Question about the meaning of the Δi term in this equation

[new90]

Homework Statement

question

Relevant Equations

n

∑ficosΔi = 0 what is the meaning of Δi

 

[berkeman]

Homework Statement:: question
Relevant Equations:: n

∑ficosΔi = 0 what is the meaning of Δi

This doesn't look so much like a homework problem, but more of a conceptual question?

Also, can you please show us where you got this equation? Can you maybe post a screenshot of it, or attach a picture of it? Since you did not post it in LaTeX, it's hard to interpret what it is for. Thanks.

 

[new90]

but the thing i want to know what ddoes it means Δi

 

[fresh_42]

Without context and further specification: an angle.

but the thing i want to know what ddoes it means Δi

Still an angle.

 

[new90]

ok

 

[berkeman]

I finally inserted a space in your equation before the cos() term, and got some hits. I think you are asking about this type of equation?

$$\sum{f_i}{cos(\delta i)} = 0$$

http://www.hamilton.ie/cemacs/publications/paper6.pdf

 

[haruspex]

but the thing i want to know what ddoes it means Δi

The exact format is important. Is it $\Sigma f_i\cos(\Delta i)$ or $\Sigma f_i\cos(\Delta_i)$?
What is the subject matter? What preceding references to $\Delta$ or $\Delta i$ or $\Delta_i$ in the text?

 

[Adesh]

Without context anything can be any other thing. In mathematical and physical contexts $\Delta$ generally stands for difference (usually very small one ) or a very small quantity of something. And $i$ is a dummy variable (generally).

 

[etotheipi]

Without context anything can be any other thing. In mathematical and physical contexts $\Delta$ generally stands for difference (usually very small one ) or a very small quantity of something. And $i$ is a dummy variable (generally).

I'm not sure about the 'very small' part. For infinitesimal changes we might use the little 'd'. But I see no reason why not to use $\Delta$ even if the change is very large - as far as I'm aware it's just a change, the bog standard "final - initial". We could apply a force to something, wait 10 years and measure its $\Delta E_k$.

Please do correct me if I've misinterpreted something!

 

[Adesh]

I'm not sure about the 'very small' part.
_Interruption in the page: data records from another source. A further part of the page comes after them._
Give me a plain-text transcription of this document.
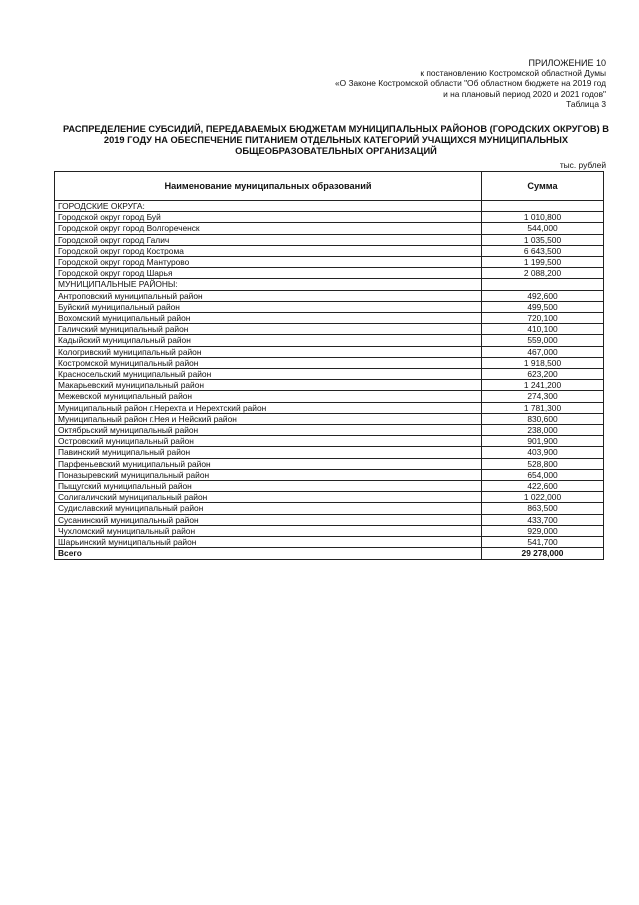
ПРИЛОЖЕНИЕ 10
к постановлению Костромской областной Думы
«О Законе Костромской области "Об областном бюджете на 2019 год
и на плановый период 2020 и 2021 годов"
Таблица 3
РАСПРЕДЕЛЕНИЕ СУБСИДИЙ, ПЕРЕДАВАЕМЫХ БЮДЖЕТАМ МУНИЦИПАЛЬНЫХ РАЙОНОВ (ГОРОДСКИХ ОКРУГОВ) В 2019 ГОДУ НА ОБЕСПЕЧЕНИЕ ПИТАНИЕМ ОТДЕЛЬНЫХ КАТЕГОРИЙ УЧАЩИХСЯ МУНИЦИПАЛЬНЫХ ОБЩЕОБРАЗОВАТЕЛЬНЫХ ОРГАНИЗАЦИЙ
тыс. рублей
Наименование муниципальных образований	Сумма
ГОРОДСКИЕ ОКРУГА:	
Городской округ город Буй	1 010,800
Городской округ город Волгореченск	544,000
Городской округ город Галич	1 035,500
Городской округ город Кострома	6 643,500
Городской округ город Мантурово	1 199,500
Городской округ город Шарья	2 088,200
МУНИЦИПАЛЬНЫЕ РАЙОНЫ:	
Антроповский муниципальный район	492,600
Буйский муниципальный район	499,500
Вохомский муниципальный район	720,100
Галичский муниципальный район	410,100
Кадыйский муниципальный район	559,000
Кологривский муниципальный район	467,000
Костромской муниципальный район	1 918,500
Красносельский муниципальный район	623,200
Макарьевский муниципальный район	1 241,200
Межевской муниципальный район	274,300
Муниципальный район г.Нерехта и Нерехтский район	1 781,300
Муниципальный район г.Нея и Нейский район	830,600
Октябрьский муниципальный район	238,000
Островский муниципальный район	901,900
Павинский муниципальный район	403,900
Парфеньевский муниципальный район	528,800
Поназыревский муниципальный район	654,000
Пыщугский муниципальный район	422,600
Солигаличский муниципальный район	1 022,000
Судиславский муниципальный район	863,500
Сусанинский муниципальный район	433,700
Чухломский муниципальный район	929,000
Шарьинский муниципальный район	541,700
Всего	29 278,000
For infinitesimal changes we might use the little 'd'. But I see no reason why not to use $\Delta$ even if the change is very large - as far as I'm aware it's just a change, the bog standard "final - initial".

Please do correct me if I've misinterpreted something!

You see this $\Delta$ once caused me a serious problem during my reading of Feynman Lectures on Physics, in volume 1 of FLP you will find $\Delta$ being used for small changes, however, other books tend to write $\delta$ for small changes.

 

[fresh_42]

I'm not sure about the 'very small' part. For infinitesimal changes we might use the little 'd'. But I see no reason why not to use $\Delta$ even if the change is very large - as far as I'm aware it's just a change, the bog standard "final - initial". We could apply a force to something, wait 10 years and measure its $\Delta E_k$.

Please do correct me if I've misinterpreted something!

Delta small is a very physical point of view. In other areas as mathematics or economy it is normally just any difference, often a step width.

But "i" could be anything: imaginary unit, index or variable.

 

[etotheipi]

You see this $\Delta$ once caused be a serious problem during my reading of Feynman Lectures on Physics, in volume 1 of FLP you will find $\Delta$ being used for small changes, however, other books tend to write $\delta$ for small changes.

I've just looked and you're quite right! That is awfully confusing!

I guess I'm just used to seeing $\Delta$ for a finite change, $\delta$ for a very small variation and $d$ for an infinitesimal change. But as @fresh_42 mentioned, usage amongst many different people can be very inconsistent!

 

[new90]

ok thanks